A Python wrapper for Tesseract and Cuneiform -- Moved to Gnome's Gitlab

https://gitlab.gnome.org/World/OpenPaperwork/pyocr

930 stars 152 forks source link

[Enhancement]: Propagate ocr confidence to output hocr file #86

Closed a-pagano closed 6 years ago

a-pagano commented 6 years ago

This PR allows to parse the individual word confidence measures from Tesseract output and write them to the simplified output hocr file in the title attribute of the Box objects.

Example output: <span class="ocrx_word" title="bbox 638 1797 751 1823; x_wconf 70">Word</span>

Note: directly relates to #74 and #58 and less so to #12

a-pagano commented 6 years ago

Thank for the quick review!

a-pagano commented 6 years ago

Yes I did ran the tests. I have 8, 3 and 4 failing tests for libtesseract, tesseract and cuneiform respectively. I suspect most of the tests fail because of the comparisons of the output of the ocr with the content of the .words and .files files present in the tests/output/ folder since they do not contain the confidence measure.

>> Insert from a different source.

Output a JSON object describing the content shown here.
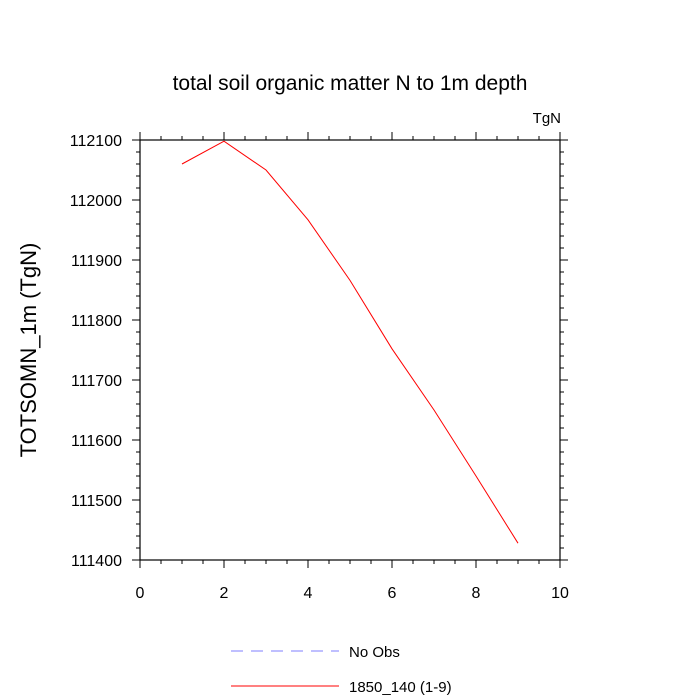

jflesch commented 6 years ago

Good point, test reference outputs will have to be updated. I'll take care of that later.

a-pagano commented 6 years ago

Also, what should be the default behaviour if you're parsing an hocr file that doesn't have a confidence measure. Should the Box confidence attribute be set to 0 as it's done with cuneiform? I'm asking because with the change you requested in the __parse_confidence a trace will be logged and nothing is returned (effectively returning None) -- > the confidence attribute of the Box object is set to None --> the call to get_xml_tag breaks because it's expecting a digit in the string it's printing

jflesch commented 6 years ago

Good point, I missed the fact that it's not returning anything.

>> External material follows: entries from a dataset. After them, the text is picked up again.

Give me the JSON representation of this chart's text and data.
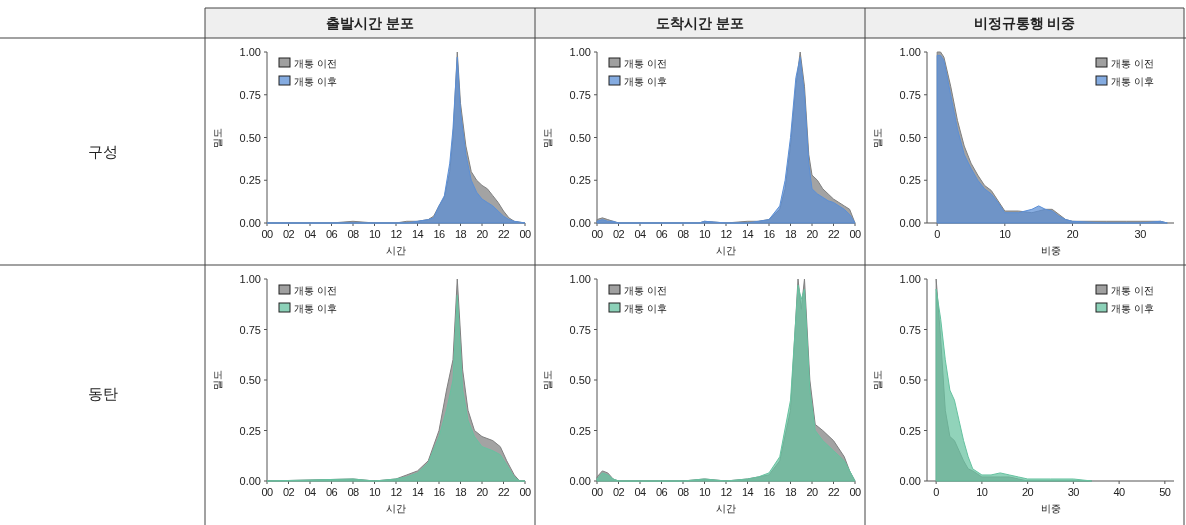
{
  "chart_data": [
    {
      "type": "area",
      "title": "출발시간 분포",
      "xlabel": "시간",
      "ylabel": "밀도",
      "legend": "top left",
      "xlim": [
        0,
        24
      ],
      "ylim": [
        0,
        1
      ],
      "xticks": [
        {
          "value": 0,
          "label": "00"
        },
        {
          "value": 2,
          "label": "02"
        },
        {
          "value": 4,
          "label": "04"
        },
        {
          "value": 6,
          "label": "06"
        },
        {
          "value": 8,
          "label": "08"
        },
        10,
        12,
        14,
        16,
        18,
        20,
        22,
        {
          "value": 24,
          "label": "00"
        }
      ],
      "yticks": [
        {
          "value": 0,
          "label": "0.00"
        },
        {
          "value": 0.25,
          "label": "0.25"
        },
        {
          "value": 0.5,
          "label": "0.50"
        },
        {
          "value": 0.75,
          "label": "0.75"
        },
        {
          "value": 1,
          "label": "1.00"
        }
      ],
      "x": [
        0,
        2,
        4,
        6,
        8,
        10,
        12,
        13,
        14,
        15,
        15.5,
        16,
        16.5,
        17,
        17.3,
        17.7,
        18,
        18.5,
        19,
        19.5,
        20,
        20.5,
        21,
        21.5,
        22,
        22.5,
        23,
        24
      ],
      "series": [
        {
          "name": "개통 이전",
          "color": "#808080",
          "values": [
            0,
            0,
            0,
            0,
            0.01,
            0,
            0,
            0.01,
            0.01,
            0.02,
            0.04,
            0.1,
            0.15,
            0.3,
            0.5,
            1.0,
            0.7,
            0.45,
            0.3,
            0.25,
            0.22,
            0.2,
            0.16,
            0.12,
            0.07,
            0.03,
            0.01,
            0
          ]
        },
        {
          "name": "개통 이후",
          "color": "#5b8fd6",
          "values": [
            0,
            0,
            0,
            0,
            0,
            0,
            0,
            0,
            0.01,
            0.02,
            0.03,
            0.1,
            0.16,
            0.35,
            0.55,
            0.97,
            0.65,
            0.4,
            0.25,
            0.18,
            0.14,
            0.12,
            0.1,
            0.07,
            0.04,
            0.02,
            0.01,
            0
          ]
        }
      ]
    },
    {
      "type": "area",
      "title": "도착시간 분포",
      "xlabel": "시간",
      "ylabel": "밀도",
      "legend": "top left",
      "xlim": [
        0,
        24
      ],
      "ylim": [
        0,
        1
      ],
      "xticks": [
        {
          "value": 0,
          "label": "00"
        },
        {
          "value": 2,
          "label": "02"
        },
        {
          "value": 4,
          "label": "04"
        },
        {
          "value": 6,
          "label": "06"
        },
        {
          "value": 8,
          "label": "08"
        },
        10,
        12,
        14,
        16,
        18,
        20,
        22,
        {
          "value": 24,
          "label": "00"
        }
      ],
      "yticks": [
        {
          "value": 0,
          "label": "0.00"
        },
        {
          "value": 0.25,
          "label": "0.25"
        },
        {
          "value": 0.5,
          "label": "0.50"
        },
        {
          "value": 0.75,
          "label": "0.75"
        },
        {
          "value": 1,
          "label": "1.00"
        }
      ],
      "x": [
        0,
        0.5,
        1,
        1.5,
        2,
        4,
        6,
        8,
        9.5,
        10,
        12,
        14,
        15,
        16,
        17,
        17.5,
        18,
        18.5,
        18.9,
        19.3,
        19.7,
        20,
        20.5,
        21,
        21.5,
        22,
        22.5,
        23,
        23.5,
        24
      ],
      "series": [
        {
          "name": "개통 이전",
          "color": "#808080",
          "values": [
            0.02,
            0.03,
            0.02,
            0.01,
            0,
            0,
            0,
            0,
            0,
            0.01,
            0,
            0.01,
            0.01,
            0.02,
            0.08,
            0.2,
            0.45,
            0.8,
            1.0,
            0.8,
            0.4,
            0.28,
            0.25,
            0.2,
            0.17,
            0.14,
            0.12,
            0.1,
            0.08,
            0
          ]
        },
        {
          "name": "개통 이후",
          "color": "#5b8fd6",
          "values": [
            0.01,
            0.02,
            0.01,
            0.01,
            0,
            0,
            0,
            0,
            0,
            0.01,
            0,
            0,
            0.01,
            0.02,
            0.1,
            0.25,
            0.5,
            0.85,
            0.97,
            0.75,
            0.35,
            0.2,
            0.17,
            0.15,
            0.13,
            0.12,
            0.1,
            0.08,
            0.05,
            0
          ]
        }
      ]
    },
    {
      "type": "area",
      "title": "비정규통행 비중",
      "xlabel": "비중",
      "ylabel": "밀도",
      "legend": "top right",
      "xlim": [
        -1.5,
        35
      ],
      "ylim": [
        0,
        1
      ],
      "xticks": [
        0,
        10,
        20,
        30
      ],
      "yticks": [
        {
          "value": 0,
          "label": "0.00"
        },
        {
          "value": 0.25,
          "label": "0.25"
        },
        {
          "value": 0.5,
          "label": "0.50"
        },
        {
          "value": 0.75,
          "label": "0.75"
        },
        {
          "value": 1,
          "label": "1.00"
        }
      ],
      "x": [
        0,
        0.5,
        1,
        2,
        3,
        4,
        5,
        6,
        7,
        8,
        9,
        10,
        12,
        14,
        15,
        16,
        17,
        18,
        19,
        20,
        25,
        28,
        30,
        33,
        34
      ],
      "series": [
        {
          "name": "개통 이전",
          "color": "#808080",
          "values": [
            1.0,
            1.0,
            0.97,
            0.8,
            0.6,
            0.45,
            0.35,
            0.28,
            0.22,
            0.19,
            0.13,
            0.07,
            0.07,
            0.06,
            0.07,
            0.08,
            0.08,
            0.05,
            0.02,
            0.01,
            0.01,
            0.01,
            0.01,
            0.01,
            0
          ]
        },
        {
          "name": "개통 이후",
          "color": "#5b8fd6",
          "values": [
            0.98,
            0.98,
            0.95,
            0.75,
            0.55,
            0.4,
            0.32,
            0.25,
            0.2,
            0.17,
            0.12,
            0.06,
            0.06,
            0.08,
            0.1,
            0.08,
            0.07,
            0.04,
            0.02,
            0.01,
            0,
            0,
            0,
            0.01,
            0
          ]
        }
      ]
    },
    {
      "type": "area",
      "xlabel": "시간",
      "ylabel": "밀도",
      "legend": "top left",
      "xlim": [
        0,
        24
      ],
      "ylim": [
        0,
        1
      ],
      "xticks": [
        {
          "value": 0,
          "label": "00"
        },
        {
          "value": 2,
          "label": "02"
        },
        {
          "value": 4,
          "label": "04"
        },
        {
          "value": 6,
          "label": "06"
        },
        {
          "value": 8,
          "label": "08"
        },
        10,
        12,
        14,
        16,
        18,
        20,
        22,
        {
          "value": 24,
          "label": "00"
        }
      ],
      "yticks": [
        {
          "value": 0,
          "label": "0.00"
        },
        {
          "value": 0.25,
          "label": "0.25"
        },
        {
          "value": 0.5,
          "label": "0.50"
        },
        {
          "value": 0.75,
          "label": "0.75"
        },
        {
          "value": 1,
          "label": "1.00"
        }
      ],
      "x": [
        0,
        8,
        10,
        12,
        13,
        14,
        15,
        16,
        16.7,
        17.3,
        17.7,
        18.2,
        18.7,
        19.3,
        20,
        21,
        21.7,
        22.3,
        23,
        23.5,
        24
      ],
      "series": [
        {
          "name": "개통 이전",
          "color": "#808080",
          "values": [
            0,
            0.01,
            0,
            0.01,
            0.03,
            0.05,
            0.1,
            0.25,
            0.45,
            0.6,
            1.0,
            0.55,
            0.35,
            0.25,
            0.22,
            0.2,
            0.17,
            0.1,
            0.03,
            0,
            0
          ]
        },
        {
          "name": "개통 이후",
          "color": "#66c2a0",
          "values": [
            0,
            0.01,
            0,
            0.01,
            0.02,
            0.04,
            0.09,
            0.22,
            0.35,
            0.5,
            0.92,
            0.45,
            0.3,
            0.22,
            0.17,
            0.15,
            0.13,
            0.08,
            0.02,
            0,
            0
          ]
        }
      ]
    },
    {
      "type": "area",
      "xlabel": "시간",
      "ylabel": "밀도",
      "legend": "top left",
      "xlim": [
        0,
        24
      ],
      "ylim": [
        0,
        1
      ],
      "xticks": [
        {
          "value": 0,
          "label": "00"
        },
        {
          "value": 2,
          "label": "02"
        },
        {
          "value": 4,
          "label": "04"
        },
        {
          "value": 6,
          "label": "06"
        },
        {
          "value": 8,
          "label": "08"
        },
        10,
        12,
        14,
        16,
        18,
        20,
        22,
        {
          "value": 24,
          "label": "00"
        }
      ],
      "yticks": [
        {
          "value": 0,
          "label": "0.00"
        },
        {
          "value": 0.25,
          "label": "0.25"
        },
        {
          "value": 0.5,
          "label": "0.50"
        },
        {
          "value": 0.75,
          "label": "0.75"
        },
        {
          "value": 1,
          "label": "1.00"
        }
      ],
      "x": [
        0,
        0.5,
        1,
        1.5,
        2,
        4,
        8,
        10,
        12,
        14,
        15,
        16,
        17,
        18,
        18.7,
        19,
        19.3,
        19.8,
        20.3,
        21,
        22,
        23,
        23.5,
        24
      ],
      "series": [
        {
          "name": "개통 이전",
          "color": "#808080",
          "values": [
            0.02,
            0.05,
            0.04,
            0.01,
            0,
            0,
            0,
            0.01,
            0,
            0.01,
            0.02,
            0.03,
            0.1,
            0.35,
            1.0,
            0.85,
            1.0,
            0.5,
            0.28,
            0.25,
            0.2,
            0.12,
            0.05,
            0
          ]
        },
        {
          "name": "개통 이후",
          "color": "#66c2a0",
          "values": [
            0.01,
            0.04,
            0.03,
            0.01,
            0,
            0,
            0,
            0.01,
            0,
            0.01,
            0.02,
            0.04,
            0.12,
            0.4,
            0.97,
            0.9,
            0.95,
            0.45,
            0.25,
            0.2,
            0.15,
            0.1,
            0.05,
            0
          ]
        }
      ]
    },
    {
      "type": "area",
      "xlabel": "비중",
      "ylabel": "밀도",
      "legend": "top right",
      "xlim": [
        -2,
        52
      ],
      "ylim": [
        0,
        1
      ],
      "xticks": [
        0,
        10,
        20,
        30,
        40,
        50
      ],
      "yticks": [
        {
          "value": 0,
          "label": "0.00"
        },
        {
          "value": 0.25,
          "label": "0.25"
        },
        {
          "value": 0.5,
          "label": "0.50"
        },
        {
          "value": 0.75,
          "label": "0.75"
        },
        {
          "value": 1,
          "label": "1.00"
        }
      ],
      "x": [
        0,
        1,
        2,
        3,
        4,
        5,
        6,
        7,
        8,
        10,
        12,
        14,
        16,
        18,
        20,
        25,
        30,
        34
      ],
      "series": [
        {
          "name": "개통 이전",
          "color": "#808080",
          "values": [
            1.0,
            0.7,
            0.35,
            0.22,
            0.2,
            0.15,
            0.1,
            0.06,
            0.05,
            0.02,
            0.02,
            0.02,
            0.02,
            0.01,
            0,
            0,
            0,
            0
          ]
        },
        {
          "name": "개통 이후",
          "color": "#66c2a0",
          "values": [
            0.95,
            0.8,
            0.6,
            0.45,
            0.4,
            0.3,
            0.2,
            0.12,
            0.06,
            0.03,
            0.03,
            0.04,
            0.03,
            0.02,
            0.01,
            0.01,
            0.01,
            0
          ]
        }
      ]
    },
    {
      "type": "other",
      "annotations": [
        "구성",
        "동탄"
      ]
    }
  ]
}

I think 0 is fine. If it wasn't used before, we can safely assume it won't be used now. Or we can play it even safer and set it to -1. I assume Tesseract doesn't use negative values for the confidence ? (personally, I haven't looked at the confidence scores yet)

a-pagano commented 6 years ago

Finding any information about the confidence measure is very hard (not much in the documentation, nothing in the changelog). I could however find a related issue in a cached version of some now defunct code.google thread. It seems that some versions of tesseract (<=3.02) had negative confidence values (between 0 and -7 :/). In the more recent versions it's a number between 0 and 100 (%).

So if I think defaulting it to 0 is the safest bet.

jflesch commented 6 years ago

Looks good to me. I'll update the tests later this week and then do a release with this new feature. Thank you :-)

a-pagano commented 6 years ago

No problem! Thank you for your work on this project, it's been super useful for a project where I work 👍

crazzle commented 6 years ago

Hi, is there a plan when this feature will result in a new release? Thanks!

jflesch commented 6 years ago

Sorry, I've been busy with personal matters (moving to another flat, etc) and I forgot to do the release :( (thanks for reminding me :).

I'll try to do it this evening (France ; GMT+1).

crazzle commented 6 years ago

Awesome! Thanks a lot :)

jflesch commented 6 years ago

Done : https://pypi.python.org/pypi?:action=display&name=pyocr&version=0.5 :)

crazzle commented 6 years ago

Thanks!